Revision history for mcp

0.2.0.0 -- 2025-01-18

• Add HTTP transport support following MCP specification
• Implement full OAuth 2.0 authorization flow with mandatory PKCE
  • OAuth metadata discovery at /.well-known/oauth-authorization-server
  • Dynamic client registration at /register endpoint
  • /authorize endpoint for authorization requests with PKCE validation
  • /token endpoint for authorization code and refresh token grants
  • In-memory storage for authorization codes, tokens, and registered clients
  • Automatic user approval for demo mode
  • Support for public clients (no client secret required)
• Add OAuth 2.1 authentication module (MCP.Server.Auth)
  • JWT token validation and introspection
  • PKCE code verifier/challenge generation and validation (S256 method)

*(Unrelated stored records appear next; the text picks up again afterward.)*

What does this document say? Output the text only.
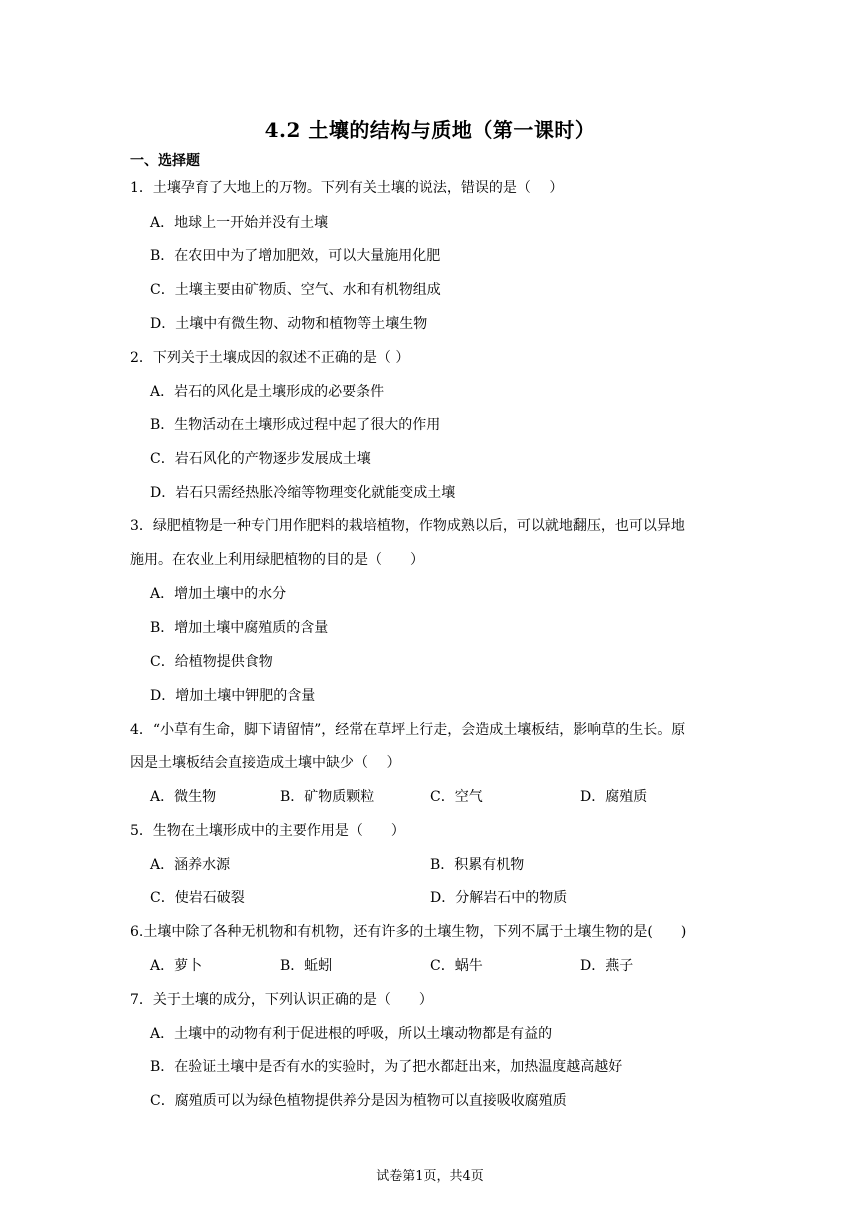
4.2 土壤的结构与质地（第一课时）
一、选择题
1．土壤孕育了大地上的万物。下列有关土壤的说法，错误的是（　 ）
A．地球上一开始并没有土壤
B．在农田中为了增加肥效，可以大量施用化肥
C．土壤主要由矿物质、空气、水和有机物组成
D．土壤中有微生物、动物和植物等土壤生物
2．下列关于土壤成因的叙述不正确的是（ ）
A．岩石的风化是土壤形成的必要条件
B．生物活动在土壤形成过程中起了很大的作用
C．岩石风化的产物逐步发展成土壤
D．岩石只需经热胀冷缩等物理变化就能变成土壤
3．绿肥植物是一种专门用作肥料的栽培植物，作物成熟以后，可以就地翻压，也可以异地
施用。在农业上利用绿肥植物的目的是（　　）
A．增加土壤中的水分
B．增加土壤中腐殖质的含量
C．给植物提供食物
D．增加土壤中钾肥的含量
4．“小草有生命，脚下请留情”，经常在草坪上行走，会造成土壤板结，影响草的生长。原
因是土壤板结会直接造成土壤中缺少（　 ）
A．微生物	B．矿物质颗粒	C．空气	D．腐殖质
5．生物在土壤形成中的主要作用是（　　）
A．涵养水源	B．积累有机物
C．使岩石破裂	D．分解岩石中的物质
6.土壤中除了各种无机物和有机物，还有许多的土壤生物，下列不属于土壤生物的是(　　)
A．萝卜	B．蚯蚓	C．蜗牛	D．燕子
7．关于土壤的成分，下列认识正确的是（　　）
A．土壤中的动物有利于促进根的呼吸，所以土壤动物都是有益的
B．在验证土壤中是否有水的实验时，为了把水都赶出来，加热温度越高越好
C．腐殖质可以为绿色植物提供养分是因为植物可以直接吸收腐殖质
试卷第1页，共4页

  • OAuth metadata discovery with ToJSON/FromJSON instances
  • Support for multiple OAuth providers (Google, GitHub, custom)

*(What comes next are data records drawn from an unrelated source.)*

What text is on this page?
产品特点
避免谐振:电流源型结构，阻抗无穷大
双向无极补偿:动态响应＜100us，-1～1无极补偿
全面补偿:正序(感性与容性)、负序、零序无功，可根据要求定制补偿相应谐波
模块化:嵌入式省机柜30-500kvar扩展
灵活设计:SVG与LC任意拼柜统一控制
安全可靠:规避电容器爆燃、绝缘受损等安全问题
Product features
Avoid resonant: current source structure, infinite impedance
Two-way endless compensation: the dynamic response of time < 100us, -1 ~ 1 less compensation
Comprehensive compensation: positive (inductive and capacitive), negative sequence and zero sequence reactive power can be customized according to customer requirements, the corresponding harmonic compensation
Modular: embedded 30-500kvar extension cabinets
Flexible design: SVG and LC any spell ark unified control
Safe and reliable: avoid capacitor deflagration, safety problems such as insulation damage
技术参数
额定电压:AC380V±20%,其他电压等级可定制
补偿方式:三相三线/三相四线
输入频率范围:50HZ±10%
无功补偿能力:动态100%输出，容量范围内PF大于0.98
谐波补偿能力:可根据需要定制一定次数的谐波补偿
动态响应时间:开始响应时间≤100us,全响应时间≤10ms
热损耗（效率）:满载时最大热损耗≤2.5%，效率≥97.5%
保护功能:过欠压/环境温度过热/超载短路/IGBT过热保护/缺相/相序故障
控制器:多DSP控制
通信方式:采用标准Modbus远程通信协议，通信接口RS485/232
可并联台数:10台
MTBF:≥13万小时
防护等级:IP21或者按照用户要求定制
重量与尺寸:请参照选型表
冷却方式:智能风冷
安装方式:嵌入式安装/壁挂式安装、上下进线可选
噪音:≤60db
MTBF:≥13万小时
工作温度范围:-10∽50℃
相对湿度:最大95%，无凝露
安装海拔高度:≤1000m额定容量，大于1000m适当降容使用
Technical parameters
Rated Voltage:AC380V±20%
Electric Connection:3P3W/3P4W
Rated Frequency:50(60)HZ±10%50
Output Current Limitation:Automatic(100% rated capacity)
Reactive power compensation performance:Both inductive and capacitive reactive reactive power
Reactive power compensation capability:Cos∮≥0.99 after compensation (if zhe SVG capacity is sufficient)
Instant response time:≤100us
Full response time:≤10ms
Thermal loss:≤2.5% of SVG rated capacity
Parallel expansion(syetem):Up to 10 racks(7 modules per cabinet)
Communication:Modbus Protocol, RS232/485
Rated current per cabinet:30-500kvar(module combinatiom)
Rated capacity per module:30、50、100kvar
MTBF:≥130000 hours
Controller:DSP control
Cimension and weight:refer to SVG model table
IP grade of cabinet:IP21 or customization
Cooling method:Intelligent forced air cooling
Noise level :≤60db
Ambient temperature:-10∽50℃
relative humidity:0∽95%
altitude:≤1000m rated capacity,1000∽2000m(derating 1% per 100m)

  • Token expiration and not-before time validation
• OAuth implementation features:
  • Returns empty string for client_secret (public clients)

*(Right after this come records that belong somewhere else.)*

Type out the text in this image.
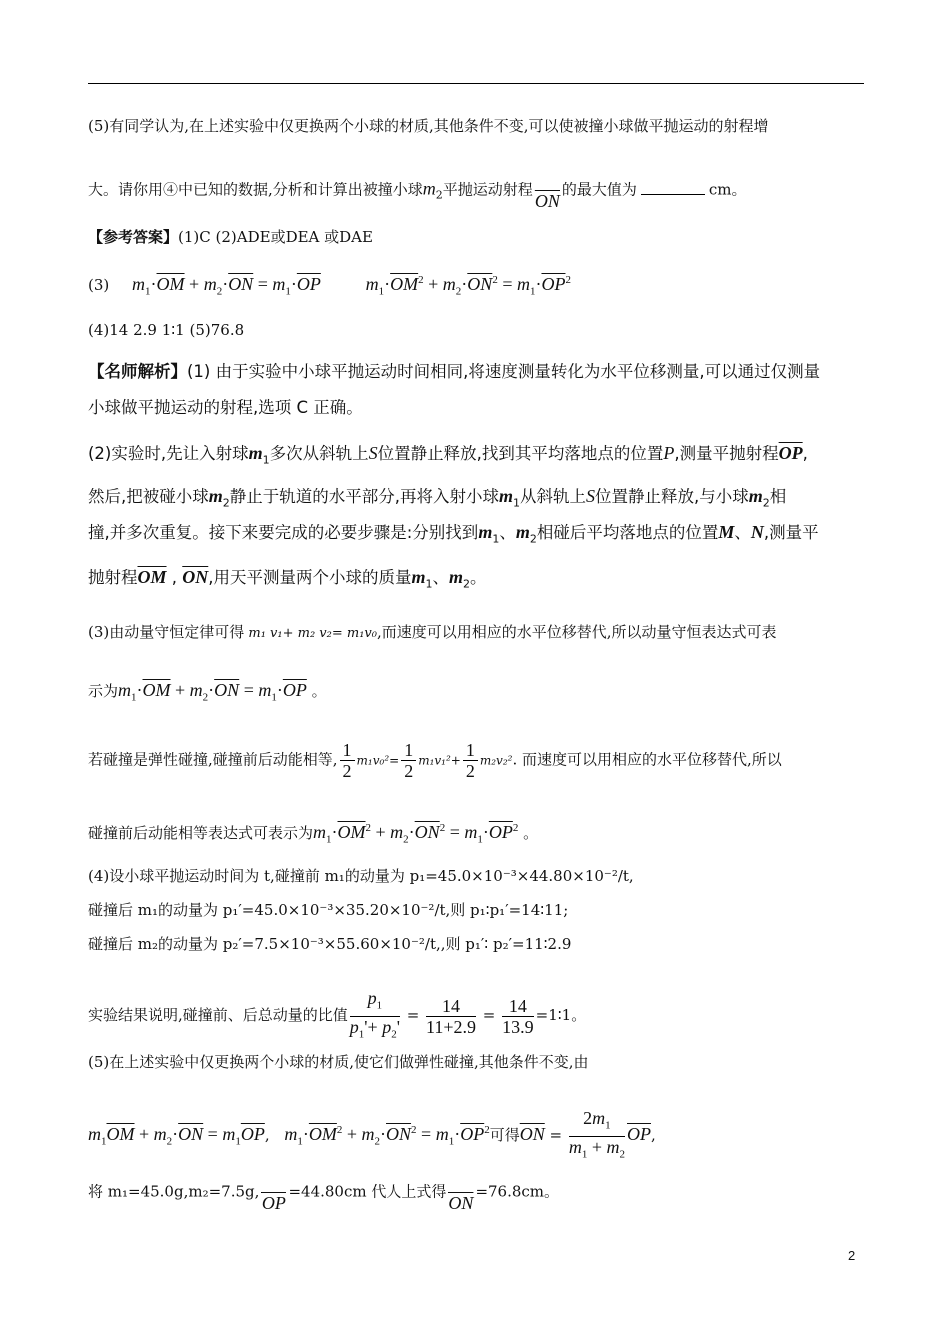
(5)有同学认为,在上述实验中仅更换两个小球的材质,其他条件不变,可以使被撞小球做平抛运动的射程增
大。请你用④中已知的数据,分析和计算出被撞小球$m_2$平抛运动射程

$\overline{ON}$
的最大值为	cm。
【参考答案】(1)C (2)ADE或DEA 或DAE
(3) $m_1\cdot\overline{OM} + m_2\cdot\overline{ON} = m_1\cdot\overline{OP}$ $m_1\cdot\overline{OM}^2 + m_2\cdot\overline{ON}^2 = m_1\cdot\overline{OP}^2$
(4)14 2.9 1∶1 (5)76.8
【名师解析】(1) 由于实验中小球平抛运动时间相同,将速度测量转化为水平位移测量,可以通过仅测量
小球做平抛运动的射程,选项 C 正确。
(2)实验时,先让入射球$m_1$多次从斜轨上S位置静止释放,找到其平均落地点的位置P,测量平抛射程$\overline{OP}$,
然后,把被碰小球$m_2$静止于轨道的水平部分,再将入射小球$m_1$从斜轨上S位置静止释放,与小球$m_2$相
撞,并多次重复。接下来要完成的必要步骤是:分别找到$m_1$、$m_2$相碰后平均落地点的位置M、N,测量平
抛射程$\overline{OM}$ , $\overline{ON}$,用天平测量两个小球的质量$m_1$、$m_2$。
(3)由动量守恒定律可得 m₁ v₁+ m₂ v₂= m₁v₀,而速度可以用相应的水平位移替代,所以动量守恒表达式可表
示为$m_1\cdot\overline{OM} + m_2\cdot\overline{ON} = m_1\cdot\overline{OP}$ 。
若碰撞是弹性碰撞,碰撞前后动能相等, $\frac{1}{2} m_1v_0^2= \frac{1}{2} m_1v_1^2+ \frac{1}{2} m_2v_2^2$. 而速度可以用相应的水平位移替代,所以
碰撞前后动能相等表达式可表示为$m_1\cdot\overline{OM}^2 + m_2\cdot\overline{ON}^2 = m_1\cdot\overline{OP}^2$ 。
(4)设小球平抛运动时间为 t,碰撞前 m₁的动量为 p₁=45.0×10⁻³×44.80×10⁻²/t,
碰撞后 m₁的动量为 p₁′=45.0×10⁻³×35.20×10⁻²/t,则 p₁∶p₁′=14∶11;
碰撞后 m₂的动量为 p₂′=7.5×10⁻³×55.60×10⁻²/t,,则 p₁′∶ p₂′=11∶2.9
实验结果说明,碰撞前、后总动量的比值 $\frac{p_1}{p_1'+ p_2'} = \frac{14}{11+2.9} = \frac{14}{13.9}$ =1∶1。
(5)在上述实验中仅更换两个小球的材质,使它们做弹性碰撞,其他条件不变,由
$m_1\overline{OM} + m_2\cdot\overline{ON} = m_1\overline{OP}$, $m_1\cdot\overline{OM}^2 + m_2\cdot\overline{ON}^2 = m_1\cdot\overline{OP}^2$可得$\overline{ON} = \frac{2m_1}{m_1 + m_2} \overline{OP}$,
将 m₁=45.0g,m₂=7.5g,

$\overline{OP}$
=44.80cm 代人上式得

$\overline{ON}$
=76.8cm。
2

  • Validates redirect URIs and client IDs
  • 10-minute authorization code expiry
  • 1-hour access token validity
  • Refresh token support with rotation
  • Proper JWT token generation using servant-auth-server
  • Fixed authentication loop issue by replacing UUID tokens with JWT
• Add example OAuth resources:
  • OAuth demo client script (examples/oauth-client-demo.sh)
  • OAuth metadata test script (test-oauth-metadata.sh)
  • Updated HTTP server example with --oauth flag
• Fix all compiler warnings with -Wall enabled
• Clean up unused imports and parameters
• Add uuid dependency for token generation
• BREAKING CHANGE: Refactor HTTP server to be production-ready:
  • Extract hardcoded demo values into configurable parameters
  • Add httpBaseUrl and httpProtocolVersion to HTTPServerConfig
  • Expand OAuthConfig with timing, OAuth parameters, and demo settings
  • Move demo-specific configuration to examples/http-server.hs
  • Add defaultDemoOAuthConfig helper for testing
  • Make server library more robust and configurable for production use
• Package metadata cleanup and code formatting improvements
• Remove unused MyLib module
• Add MCP configuration and examples
• Published to Hackage

0.1.0.0 -- YYYY-mm-dd

• First version. Released on an unsuspecting world.